I turned fast. I wanted to catch the fucker whispering in my ear. But turning whipped all my remaining blood away from the parts that needed it most, and I fell to the ground.
“John Wall.”
I crawled to a headstone, pulled myself up.
Voices said other things from behind me now, but this time I didn’t make the mistake of turning to find them. I knew they were invisible.

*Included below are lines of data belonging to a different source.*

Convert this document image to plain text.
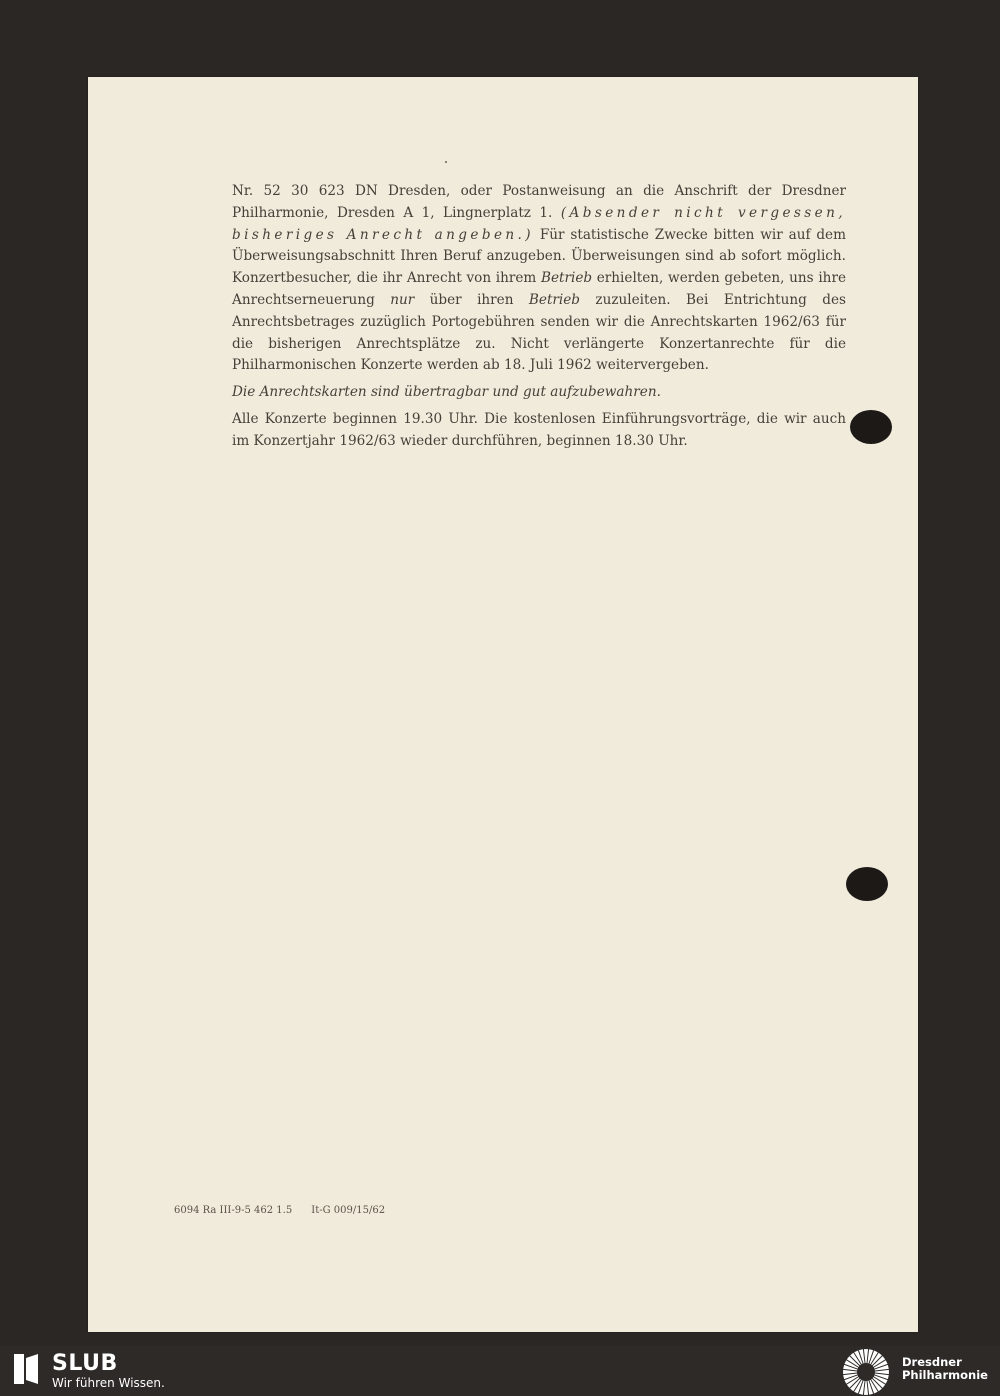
Nr. 52 30 623 DN Dresden, oder Postanweisung an die Anschrift der Dresdner Philharmonie, Dresden A 1, Lingnerplatz 1. (Absender nicht vergessen, bisheriges Anrecht angeben.) Für statistische Zwecke bitten wir auf dem Überweisungsabschnitt Ihren Beruf anzugeben. Überweisungen sind ab sofort möglich. Konzertbesucher, die ihr Anrecht von ihrem Betrieb erhielten, werden gebeten, uns ihre Anrechtserneuerung nur über ihren Betrieb zuzuleiten. Bei Entrichtung des Anrechtsbetrages zuzüglich Portogebühren senden wir die Anrechtskarten 1962/63 für die bisherigen Anrechtsplätze zu. Nicht verlängerte Konzertanrechte für die Philharmonischen Konzerte werden ab 18. Juli 1962 weitervergeben.

Die Anrechtskarten sind übertragbar und gut aufzubewahren.

Alle Konzerte beginnen 19.30 Uhr. Die kostenlosen Einführungsvorträge, die wir auch im Konzertjahr 1962/63 wieder durchführen, beginnen 18.30 Uhr.

6094 Ra III-9-5 462 1.5      It-G 009/15/62
SLUB
Wir führen Wissen.
Dresdner
Philharmonie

“John.” It was Dr. Moe. I could hear him chewing the pen in his mouth. “You know,” he said, “there’s much to say about a name. There are peer-reviewed, quantitative studies about how the name a person is given has the ability to shape his entire life.”
“So?” I said, out loud.
“John.”
“John.”
“For example,” Dr. Moe said, “there are names with strong, confident connotations. There are others that have undercurrents of timidity. There are even names that can steer one to a certain profession, while others lead you toward a certain type of significant other.”
“So?” I fell again, licked the dirt, crawled on.
“Take your name, for instance,” Dr. Moe said. “John Wall. What do you think your last name suggests?”
“Stick that pen in your dick.”
“And risk another back injury?” Dr. Moe said. “I don’t think so.”
“It’s just a name.”
“Nothing’s just another anything, John. You should know that by now. Names have importance, like people. Your name, for instance, John Wall, suggests that you might have a tendency to put up barriers. That you have a predisposition to shield yourself, to wall yourself off, if I may, from the world.”
“I’m outside now,” I said.
“All the same. You hide your true self from others. It’s pathetic, John. It shows you have something to hide, which accounts for why you will never reach your full potential.”
I said, “This isn’t the same conversation we had.”
“No, it isn’t. Wake up, John. This is real life.”
I opened my eyes. For some reason I was on the ground, my cheek in the dirt. I got to my knees. Other voices came from behind me now, but these weren’t human. They tasted more like demons. Angel-faced demons, if I heard them right.